Current work includes studies on:

• Basic research on the neural substrates of voluntary and automatic emotion regulation and relations between the central circuitry of emotion and emotion regulation and neuroendocrine function.
• The neural and peripheral biological correlates of resilience in aging.
• Basic research on the neural bases of interactions between emotion and cognitive function, particularly working memory and attention.
• Basic research on the central and peripheral biological substrates of temperament in children to determine early signs of vulnerability to psychopathology.
• Neural bases of social and emotional processing differences in children and adults with autism and fragile X.
• Brain mechanisms that subserve mood and anxiety disorders; parsing the heterogeneity of these disorders by using information on brain function.
• Impact of pharmacotherapy and psychotherapy on brain function in patients with mood and anxiety disorders.
• Effects of meditation on brain function in adept practitioners and novices.
• Collaborative research with the Kalin Lab on the neural bases of emotion regulation and affective style in rhesus monkeys.
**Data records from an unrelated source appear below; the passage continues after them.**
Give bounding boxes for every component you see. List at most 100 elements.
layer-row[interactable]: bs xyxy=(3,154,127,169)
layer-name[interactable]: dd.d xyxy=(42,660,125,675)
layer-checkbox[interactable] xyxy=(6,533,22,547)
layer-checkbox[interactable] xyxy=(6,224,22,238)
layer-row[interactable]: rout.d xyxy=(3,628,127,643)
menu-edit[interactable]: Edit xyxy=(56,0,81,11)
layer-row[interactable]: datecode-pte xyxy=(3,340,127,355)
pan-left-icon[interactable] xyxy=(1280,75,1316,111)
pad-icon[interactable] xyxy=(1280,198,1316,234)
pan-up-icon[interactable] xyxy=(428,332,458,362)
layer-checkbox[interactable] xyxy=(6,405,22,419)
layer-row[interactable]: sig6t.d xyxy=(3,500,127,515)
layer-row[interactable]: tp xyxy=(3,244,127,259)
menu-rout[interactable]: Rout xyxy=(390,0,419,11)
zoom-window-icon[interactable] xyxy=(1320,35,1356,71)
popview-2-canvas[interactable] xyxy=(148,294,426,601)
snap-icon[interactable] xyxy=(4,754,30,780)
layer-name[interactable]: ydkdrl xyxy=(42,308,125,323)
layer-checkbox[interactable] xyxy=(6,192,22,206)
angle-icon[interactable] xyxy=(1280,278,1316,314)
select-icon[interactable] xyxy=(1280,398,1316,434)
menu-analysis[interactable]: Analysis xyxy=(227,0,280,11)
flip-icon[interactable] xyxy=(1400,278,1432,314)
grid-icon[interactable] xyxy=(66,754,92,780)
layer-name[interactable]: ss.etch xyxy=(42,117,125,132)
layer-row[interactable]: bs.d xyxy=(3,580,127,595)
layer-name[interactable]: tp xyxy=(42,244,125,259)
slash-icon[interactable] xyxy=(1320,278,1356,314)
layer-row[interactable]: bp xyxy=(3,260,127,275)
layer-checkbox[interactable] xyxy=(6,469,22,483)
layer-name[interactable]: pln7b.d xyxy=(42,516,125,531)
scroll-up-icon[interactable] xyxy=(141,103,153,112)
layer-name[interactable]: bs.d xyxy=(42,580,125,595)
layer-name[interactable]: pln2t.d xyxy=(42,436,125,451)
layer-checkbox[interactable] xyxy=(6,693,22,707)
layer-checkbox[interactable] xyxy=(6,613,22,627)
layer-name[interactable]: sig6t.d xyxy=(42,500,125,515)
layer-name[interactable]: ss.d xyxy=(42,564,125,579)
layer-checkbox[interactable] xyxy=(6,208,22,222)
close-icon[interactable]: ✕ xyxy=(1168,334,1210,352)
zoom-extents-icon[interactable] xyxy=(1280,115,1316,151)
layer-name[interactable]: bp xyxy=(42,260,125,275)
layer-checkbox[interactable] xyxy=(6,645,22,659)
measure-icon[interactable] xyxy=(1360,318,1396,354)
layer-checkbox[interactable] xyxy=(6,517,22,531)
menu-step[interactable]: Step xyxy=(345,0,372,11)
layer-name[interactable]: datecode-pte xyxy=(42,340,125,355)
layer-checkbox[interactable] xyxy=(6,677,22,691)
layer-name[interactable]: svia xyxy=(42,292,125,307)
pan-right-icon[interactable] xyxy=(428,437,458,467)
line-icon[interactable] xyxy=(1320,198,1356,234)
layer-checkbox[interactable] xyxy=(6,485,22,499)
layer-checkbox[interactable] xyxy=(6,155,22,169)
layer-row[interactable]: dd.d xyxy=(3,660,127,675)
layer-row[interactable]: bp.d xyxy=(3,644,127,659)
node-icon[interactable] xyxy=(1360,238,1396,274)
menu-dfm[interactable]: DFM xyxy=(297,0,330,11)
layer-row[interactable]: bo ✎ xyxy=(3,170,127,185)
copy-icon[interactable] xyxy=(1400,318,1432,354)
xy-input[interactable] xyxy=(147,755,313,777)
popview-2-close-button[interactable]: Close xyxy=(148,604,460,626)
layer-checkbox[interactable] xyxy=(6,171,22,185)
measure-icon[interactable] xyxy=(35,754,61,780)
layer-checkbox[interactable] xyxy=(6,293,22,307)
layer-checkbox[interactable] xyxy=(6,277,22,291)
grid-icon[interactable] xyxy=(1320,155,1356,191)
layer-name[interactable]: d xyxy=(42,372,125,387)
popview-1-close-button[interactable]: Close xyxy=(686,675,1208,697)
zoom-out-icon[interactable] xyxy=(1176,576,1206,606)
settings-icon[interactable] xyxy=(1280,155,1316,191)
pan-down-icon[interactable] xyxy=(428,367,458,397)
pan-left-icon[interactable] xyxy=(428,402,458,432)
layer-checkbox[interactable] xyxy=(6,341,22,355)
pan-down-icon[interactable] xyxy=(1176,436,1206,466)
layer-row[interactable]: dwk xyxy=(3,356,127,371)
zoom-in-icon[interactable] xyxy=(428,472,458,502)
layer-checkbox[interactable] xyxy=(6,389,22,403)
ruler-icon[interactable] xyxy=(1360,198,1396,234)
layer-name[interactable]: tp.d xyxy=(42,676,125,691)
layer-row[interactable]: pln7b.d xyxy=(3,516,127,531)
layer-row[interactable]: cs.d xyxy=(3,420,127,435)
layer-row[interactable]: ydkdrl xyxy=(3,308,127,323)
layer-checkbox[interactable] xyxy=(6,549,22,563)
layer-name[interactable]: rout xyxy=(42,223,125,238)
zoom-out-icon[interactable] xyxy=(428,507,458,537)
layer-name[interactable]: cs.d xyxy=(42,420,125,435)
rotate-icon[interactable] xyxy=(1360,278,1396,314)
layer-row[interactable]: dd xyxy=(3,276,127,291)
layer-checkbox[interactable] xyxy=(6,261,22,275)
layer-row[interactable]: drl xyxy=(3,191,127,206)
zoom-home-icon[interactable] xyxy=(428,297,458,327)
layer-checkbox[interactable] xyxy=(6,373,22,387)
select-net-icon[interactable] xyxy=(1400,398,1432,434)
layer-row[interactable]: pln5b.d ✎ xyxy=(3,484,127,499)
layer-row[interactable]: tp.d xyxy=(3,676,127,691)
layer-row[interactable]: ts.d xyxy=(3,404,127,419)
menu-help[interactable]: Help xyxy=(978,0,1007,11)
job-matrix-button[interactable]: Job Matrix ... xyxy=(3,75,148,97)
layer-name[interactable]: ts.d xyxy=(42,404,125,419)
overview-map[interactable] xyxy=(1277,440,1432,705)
The methods used include high-density electrophysiology, functional magnetic resonance imaging (fMRI), structural MRI including diffusion tensor imaging (DTI) and positron emission tomography (PET). Researchers also utilize measure of peripheral autonomic and skeletal-muscular measures, along with endocrine and immune measures.

Jack Nitschke

The research focus of the Nitschke laboratory is on the neuroscience of human emotion and affective disorders. One of the lab's primary research goals is to determine the neurobiological substrates of heterogeneity in anxiety and depression. Their studies use clinical and nonclinical samples and employ an array of methodologies including fMRI, EEG, eye-blink startle, neuropsychological tasks, cortisol, and autonomic psychophysiology. They have developed laboratory-based models of anticipatory and reactivity processes elicited by emotional stimuli. Building on this work, they are currently examining the placebo effect as a function of expectancy. Another major interest is the neural circuitry of positive emotion, with fMRI research in this area employing novel paradigms for inducing potent positive emotions.

Terry Oakes

Terry Oakes' research focuses on quantitative image analysis and display. The aim of a recent grant is a methodical comparison of several leading fMRI analysis packages; the goal is to determine the range of accuracy and utility for each package for each of the various steps of the analytic pathway. As part of this work, a large body of software has been written for efficiently processing fMRI data using a variety of software packages. The large amount of data in imaging studies makes parallel processing important; this is being implemented in the lab via the Condor platform.

Terry's background in Medical Physics is in PET, and his main interest is in tracers of the dopaminergic system. In addition, he helps researchers set up, implement, and analyze PET experiments. Most data analysis involves using dedicated software packages, but Terry has written a large software package, Spamalize, for customized analysis of PET, MRI, and fMRI data. In particular, there are programs for ROI analysis, Patlak/Logan plots, and FDG quantitation. Terry is also responsible for the 6MeV tendem accelerator in the Waisman lab, which is used for making short-lived PET radiotracers.